The advantages, though, are clear. With a bought option strategy the downside is known; it is the amount you have already paid out to get the option. The upside, though is unlimited. If your production does not come up to where you expect you can still make some money if the option is in the money – there is no further downside risk for you.

There are various ways to try to reduce the amount paid out to buy the options – simple caps and collars, “smart” or participating forwards (these are actually various options with knock-in, knock-outs) etc,. but the more complex the option play the less transparent the pricing gets and the more (typically) the bank will make from selling you the options. Additionally I would add that, if you cannot understand the position you are being sold in all its complications, you should not buy it. If you are not sure on this point, just google “Gibson Greetings” and “Bankers Trust”.

I have seen what I consider to be just about an optimal position. This strategy takes advantage of the currently (historically) very high prices for commodities – and the current high profitability of mining firms. It is to buy deep out of the money options, with the strike price set slightly above break-even for the mines concerned for every gram or tonne of forecast production.

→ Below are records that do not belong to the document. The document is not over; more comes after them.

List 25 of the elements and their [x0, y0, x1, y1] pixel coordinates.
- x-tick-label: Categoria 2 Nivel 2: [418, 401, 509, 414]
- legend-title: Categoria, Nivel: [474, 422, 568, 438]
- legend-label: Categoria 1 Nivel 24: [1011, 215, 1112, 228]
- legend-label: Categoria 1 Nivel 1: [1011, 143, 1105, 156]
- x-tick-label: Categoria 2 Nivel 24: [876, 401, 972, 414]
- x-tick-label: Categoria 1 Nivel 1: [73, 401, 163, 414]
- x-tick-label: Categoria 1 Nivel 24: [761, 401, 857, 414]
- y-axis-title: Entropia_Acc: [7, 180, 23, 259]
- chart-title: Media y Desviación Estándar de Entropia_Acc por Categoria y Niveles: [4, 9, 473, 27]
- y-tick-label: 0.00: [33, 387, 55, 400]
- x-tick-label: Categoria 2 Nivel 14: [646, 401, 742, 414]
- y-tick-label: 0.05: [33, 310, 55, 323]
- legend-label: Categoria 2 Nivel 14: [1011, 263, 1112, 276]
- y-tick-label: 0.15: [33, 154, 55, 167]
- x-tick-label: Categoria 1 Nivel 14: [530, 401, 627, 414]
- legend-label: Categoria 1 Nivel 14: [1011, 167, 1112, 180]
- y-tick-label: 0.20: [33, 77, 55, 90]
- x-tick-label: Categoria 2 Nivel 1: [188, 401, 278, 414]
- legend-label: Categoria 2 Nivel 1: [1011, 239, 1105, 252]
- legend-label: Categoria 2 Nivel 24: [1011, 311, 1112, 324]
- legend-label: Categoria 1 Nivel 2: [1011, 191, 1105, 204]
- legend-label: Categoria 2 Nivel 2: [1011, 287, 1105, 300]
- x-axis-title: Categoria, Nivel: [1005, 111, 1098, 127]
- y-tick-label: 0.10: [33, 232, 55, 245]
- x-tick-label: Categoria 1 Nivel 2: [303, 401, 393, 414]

As they are deep out of the money their cost is negligible (for example, the gold price is currently USD667 per oz. and these were at USD200 or so). The firm will, therefore, participate in (almost) all of the upside and all of the downside – with one, crucial, difference – it will not lose money due to the cost of gold being too low to mine profitably.

You will probably not get hedge accounting on this – but this is not really important. If you look at appropriate strategies now you have a really good chance to ensure your profitability for years to come. Think of it as an insurance premium and it may even get past the Board.